Knowledge is power, but only wisdom is liberty.”

“Education is the transmission of civilization.”

“To speak ill of others is a dishonest way of praising ourselves. Nothing is often a good thing to say, and always a clever thing to say.”

 “Truth will make us free.” 

(This could be considered his most important work)

Fallen Leaves could be considered one of Durant’s most important works. He wrote its preface at the age of ninety-five, addressing readers who might expect a final, definitive philosophy. Instead, he offered a modest clarification:

“Please do not expect any new system of philosophy, nor any world-shaking cogitations; these will be human confessions, not divine revelations; they are micro- or mini-essays whose only dignity lies in their subjects rather than in their profundity or their size.”

Even as Durant downplays the depth of what follows, the book leaves the reader waiting—not for grand conclusions, but for recognition. The twenty-two short chapters distill more than sixty years of engagement with philosophy, religion, art, science, and history, returning repeatedly to the human condition rather than abstract theory.

His writings included thoughts about the soul.

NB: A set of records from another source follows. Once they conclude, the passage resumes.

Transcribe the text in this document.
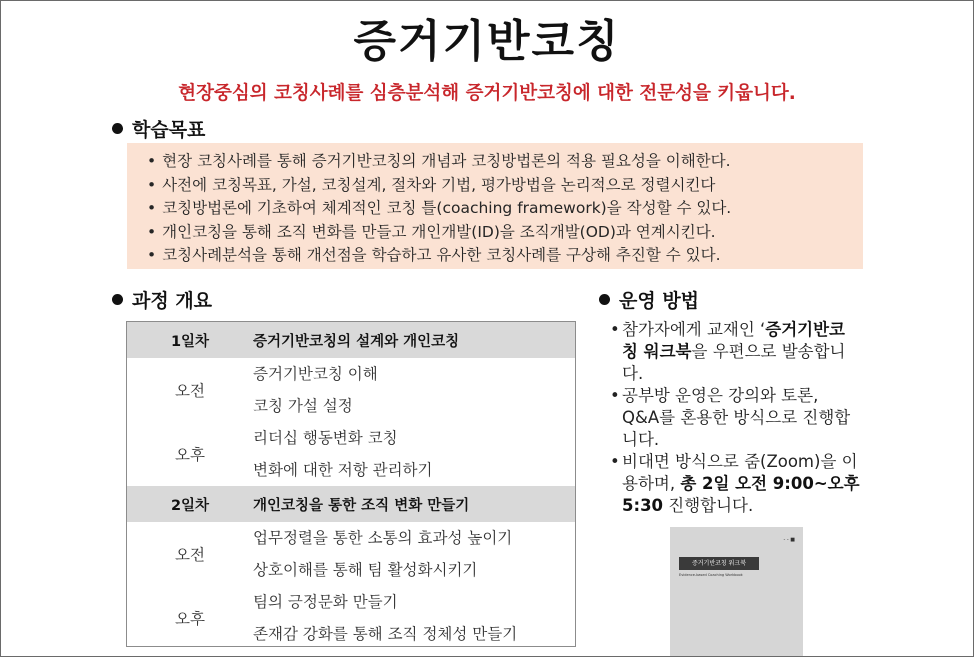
증거기반코칭
현장중심의 코칭사례를 심층분석해 증거기반코칭에 대한 전문성을 키웁니다.
학습목표
• 현장 코칭사례를 통해 증거기반코칭의 개념과 코칭방법론의 적용 필요성을 이해한다.
• 사전에 코칭목표, 가설, 코칭설계, 절차와 기법, 평가방법을 논리적으로 정렬시킨다
• 코칭방법론에 기초하여 체계적인 코칭 틀(coaching framework)을 작성할 수 있다.
• 개인코칭을 통해 조직 변화를 만들고 개인개발(ID)을 조직개발(OD)과 연계시킨다.
• 코칭사례분석을 통해 개선점을 학습하고 유사한 코칭사례를 구상해 추진할 수 있다.
과정 개요
1일차	증거기반코칭의 설계와 개인코칭
오전
증거기반코칭 이해
코칭 가설 설정
오후
리더십 행동변화 코칭
변화에 대한 저항 관리하기
2일차	개인코칭을 통한 조직 변화 만들기
오전
업무정렬을 통한 소통의 효과성 높이기
상호이해를 통해 팀 활성화시키기
오후
팀의 긍정문화 만들기
존재감 강화를 통해 조직 정체성 만들기
운영 방법
• 참가자에게 교재인 ‘증거기반코칭 워크북을 우편으로 발송합니다.
• 공부방 운영은 강의와 토론, Q&A를 혼용한 방식으로 진행합니다.
• 비대면 방식으로 줌(Zoom)을 이용하며, 총 2일 오전 9:00~오후5:30 진행합니다.
- - ■
증거기반코칭 워크북
Evidence-based Coaching Workbook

He confirmed his love of and insight into the value of history, saying: “It is a mistake to think that the past is dead. Nothing that has ever happened is quite without influence at this moment. The present is merely the past rolled up and concentrated in this second of time. You, too, are your past; often, your face is your autobiography; you are what you are because of what you have been, because of your heredity stretching back into forgotten generations, and because of every element of the environment that has affected you, every man or woman that has met you, every book that you have read, every experience that you have had; all these are accumulated in your memory, your body, your character, your soul. So with a city, a country, and a race, it is its past and cannot be understood without it.”

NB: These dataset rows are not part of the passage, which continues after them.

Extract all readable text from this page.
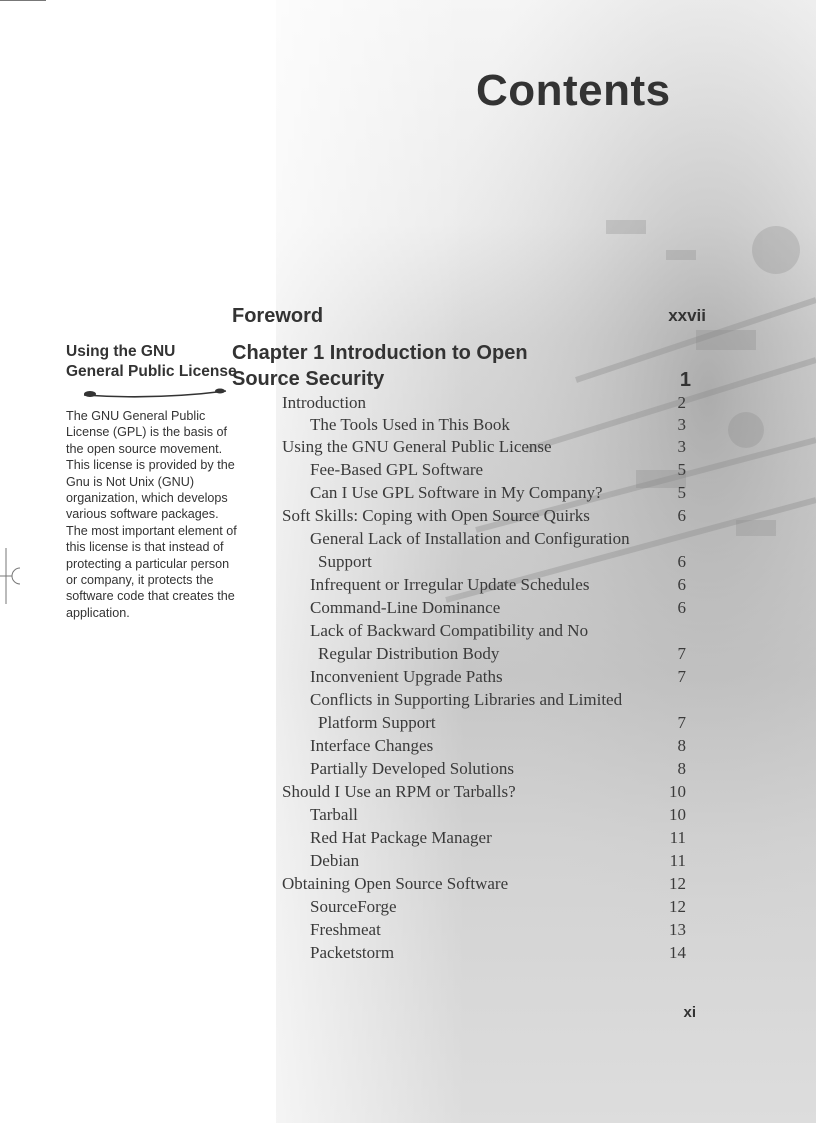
Contents
Using the GNU
General Public License
The GNU General Public License (GPL) is the basis of the open source movement. This license is provided by the Gnu is Not Unix (GNU) organization, which develops various software packages. The most important element of this license is that instead of protecting a particular person or company, it protects the software code that creates the application.
Foreword	xxvii
Chapter 1 Introduction to Open
Source Security	1
Introduction	2
The Tools Used in This Book	3
Using the GNU General Public License	3
Fee-Based GPL Software	5
Can I Use GPL Software in My Company?	5
Soft Skills: Coping with Open Source Quirks	6
General Lack of Installation and Configuration
Support	6
Infrequent or Irregular Update Schedules	6
Command-Line Dominance	6
Lack of Backward Compatibility and No
Regular Distribution Body	7
Inconvenient Upgrade Paths	7
Conflicts in Supporting Libraries and Limited
Platform Support	7
Interface Changes	8
Partially Developed Solutions	8
Should I Use an RPM or Tarballs?	10
Tarball	10
Red Hat Package Manager	11
Debian	11
Obtaining Open Source Software	12
SourceForge	12
Freshmeat	13
Packetstorm	14
xi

“The Story of Civilization”: 11 volumes considers the living conditions of everyday people. Durant said that curious readers had challenged him to speak his mind on the timeless questions of human life and fate, having spent so much of his life focusing on just that.

Is the Human Soul Eternal, and is it transcendent of our material existence? by Brent M. Jones was inspired by Will Durrant

See article “is the human soul eternal”

Durant shaped how I think by reminding me that the study of history, philosophy, and ideas only matters insofar as it deepens our understanding of the human soul.